Nel 2011, il Ceo di Netflix fissava al 2030 la fine della tradizionale Tv broadcast. Nello stesso anno, un panel di esperti intervistati da Cisco arrivava alla stessa conclusione. La profezia si avvererà? Il tema viene analizzato in uno studio realizzato da Marko Ala-Fossi dell’Università di Tampere in Finlandia e da Stephen Lax dell’Università di Leeds in Uk. Lo studio fa parte di un progetto quadriennale intitolato “Broadcasting in the post-broadcast era: Policy, Technology, and Content Production”. Secondo i due studiosi, si parla molto di fine dell’era della Tv e di avvento di nuove tecnologie ma i dati a disposizione sono poco obiettivi perché servono gli interessi dell’industria mobile e non sono una base affidabile per definire delle policy. “Le dichiarazioni a effetto di certe aziende particolarmente influenti finiscono in parte con l’avverarsi”, si legge nello studio.

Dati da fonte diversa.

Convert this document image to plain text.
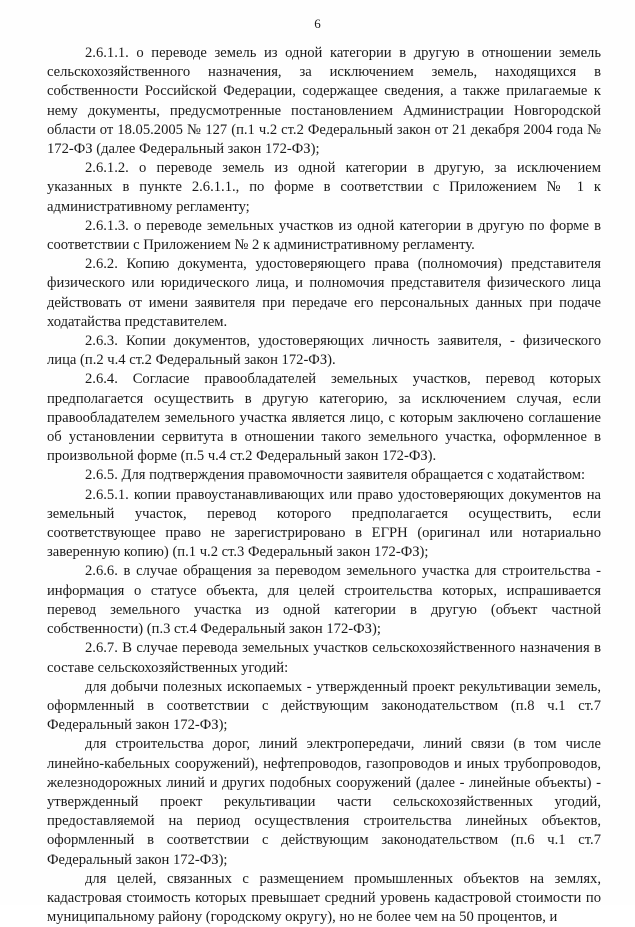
6

2.6.1.1. о переводе земель из одной категории в другую в отношении земель сельскохозяйственного назначения, за исключением земель, находящихся в собственности Российской Федерации, содержащее сведения, а также прилагаемые к нему документы, предусмотренные постановлением Администрации Новгородской области от 18.05.2005 № 127 (п.1 ч.2 ст.2 Федеральный закон от 21 декабря 2004 года № 172-ФЗ (далее Федеральный закон 172-ФЗ);

2.6.1.2. о переводе земель из одной категории в другую, за исключением указанных в пункте 2.6.1.1., по форме в соответствии с Приложением № 1 к административному регламенту;

2.6.1.3. о переводе земельных участков из одной категории в другую по форме в соответствии с Приложением № 2 к административному регламенту.

2.6.2. Копию документа, удостоверяющего права (полномочия) представителя физического или юридического лица, и полномочия представителя физического лица действовать от имени заявителя при передаче его персональных данных при подаче ходатайства представителем.

2.6.3. Копии документов, удостоверяющих личность заявителя, - физического лица (п.2 ч.4 ст.2 Федеральный закон 172-ФЗ).

2.6.4. Согласие правообладателей земельных участков, перевод которых предполагается осуществить в другую категорию, за исключением случая, если правообладателем земельного участка является лицо, с которым заключено соглашение об установлении сервитута в отношении такого земельного участка, оформленное в произвольной форме (п.5 ч.4 ст.2 Федеральный закон 172-ФЗ).

2.6.5. Для подтверждения правомочности заявителя обращается с ходатайством:

2.6.5.1. копии правоустанавливающих или право удостоверяющих документов на земельный участок, перевод которого предполагается осуществить, если соответствующее право не зарегистрировано в ЕГРН (оригинал или нотариально заверенную копию) (п.1 ч.2 ст.3 Федеральный закон 172-ФЗ);

2.6.6. в случае обращения за переводом земельного участка для строительства - информация о статусе объекта, для целей строительства которых, испрашивается перевод земельного участка из одной категории в другую (объект частной собственности) (п.3 ст.4 Федеральный закон 172-ФЗ);

2.6.7. В случае перевода земельных участков сельскохозяйственного назначения в составе сельскохозяйственных угодий:

для добычи полезных ископаемых - утвержденный проект рекультивации земель, оформленный в соответствии с действующим законодательством (п.8 ч.1 ст.7 Федеральный закон 172-ФЗ);

для строительства дорог, линий электропередачи, линий связи (в том числе линейно-кабельных сооружений), нефтепроводов, газопроводов и иных трубопроводов, железнодорожных линий и других подобных сооружений (далее - линейные объекты) - утвержденный проект рекультивации части сельскохозяйственных угодий, предоставляемой на период осуществления строительства линейных объектов, оформленный в соответствии с действующим законодательством (п.6 ч.1 ст.7 Федеральный закон 172-ФЗ);

для целей, связанных с размещением промышленных объектов на землях, кадастровая стоимость которых превышает средний уровень кадастровой стоимости по муниципальному району (городскому округу), но не более чем на 50 процентов, и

Che i policymaker si sarebbero allineati al punto di vista dell’industria mobile sarebbe dimostrato da numerosi esempi. Quando la Commissione europea ha avanzato la sua proposta sulla banda dei 700 MHz, i dati forniti dalla Gsma durante il processo di decision making dell’esecutivo Ue hanno ottenuto grande evidenza, con irritazione dei broadcaster, sottolinea oggi un commento di Policy Tracker. La Gsma sosteneva che nuovo spettro era necessario per soddisfare l’aumento della domanda dai consumatori, lo sviluppo del 5G e la Internet of Things con le auto connesse e le città smart, e queste istanze sono state abbracciate dai commissari Ue. Andrus Ansip, commissario al Digital single market, ha dichiarato su Policy Tracker che lo spostamento dei 700 MHz ai servizi mobile non creerà costi per i broadcaster tali da peggiorare la qualità della programmazione; anzi le emittenti potranno spostarsi verso un multiplex di migliore qualità. Secondo Ala-Fossi e Lax, le politiche europee sullo spettro hanno preso la direzione che più conviene all’industria mobile, le cui previsioni sul futuro della Tv non equivalgono però a “vere strategie politiche”.
Oggi i policymaker si basano troppo su “pure osservazioni astratte di tecnologie, comportamento dei consumatori e modelli di business” e questi non sono elementi sufficienti per prendere decisioni sul futuro della Tv, continuano i ricercatori. I due studiosi sottolineano il possibile effetto che un panorama “total Ip” avrebbe sull’obbligo di servizio universale delle emittenti pubbliche e il ruolo di gatekeeping delle aziende che hanno il compito di diffondere la loro programmazione, nel caso in cui il PBS (Public broadcasting service) perdesse troppo spettro. Ala-Fossi e Lax ritengono che questo aspetto sia stato trascurato. Per esempio, uno studio presentato di recente a un summit del Radio Spectrum Policy Group ha illustrato gli impatti economici e sociali dello spostamento dei 700 MHz ai servizi mobile non ha detto nulla dell’impatto culturale di un’industria del broadcasting pubblico che cambi faccia completamente e diventi inefficiente.
La tesi centrale di Ala-Fossi e Lax è che il modello verticalmente integrato del Public broadcasting service europeo, in cui lo spettro è strumentale al servizio broadcast, è essenziale perché tale settore continui a esistere nella sua forma attuale. Le previsioni sull’imminente “fine” della Tv tradizionale sarebbero il desiderio nemmeno troppo segreto di player di altri settori destinato ad avverarsi in assenza di adeguati interventi di chi prende le decisioni a livello politico e di piani chiari e funzionali su quale dovrà essere il volto del PBS nel futuro. Nella confusione, il servizio pubblico ne uscirà menomato se non interamente distrutto.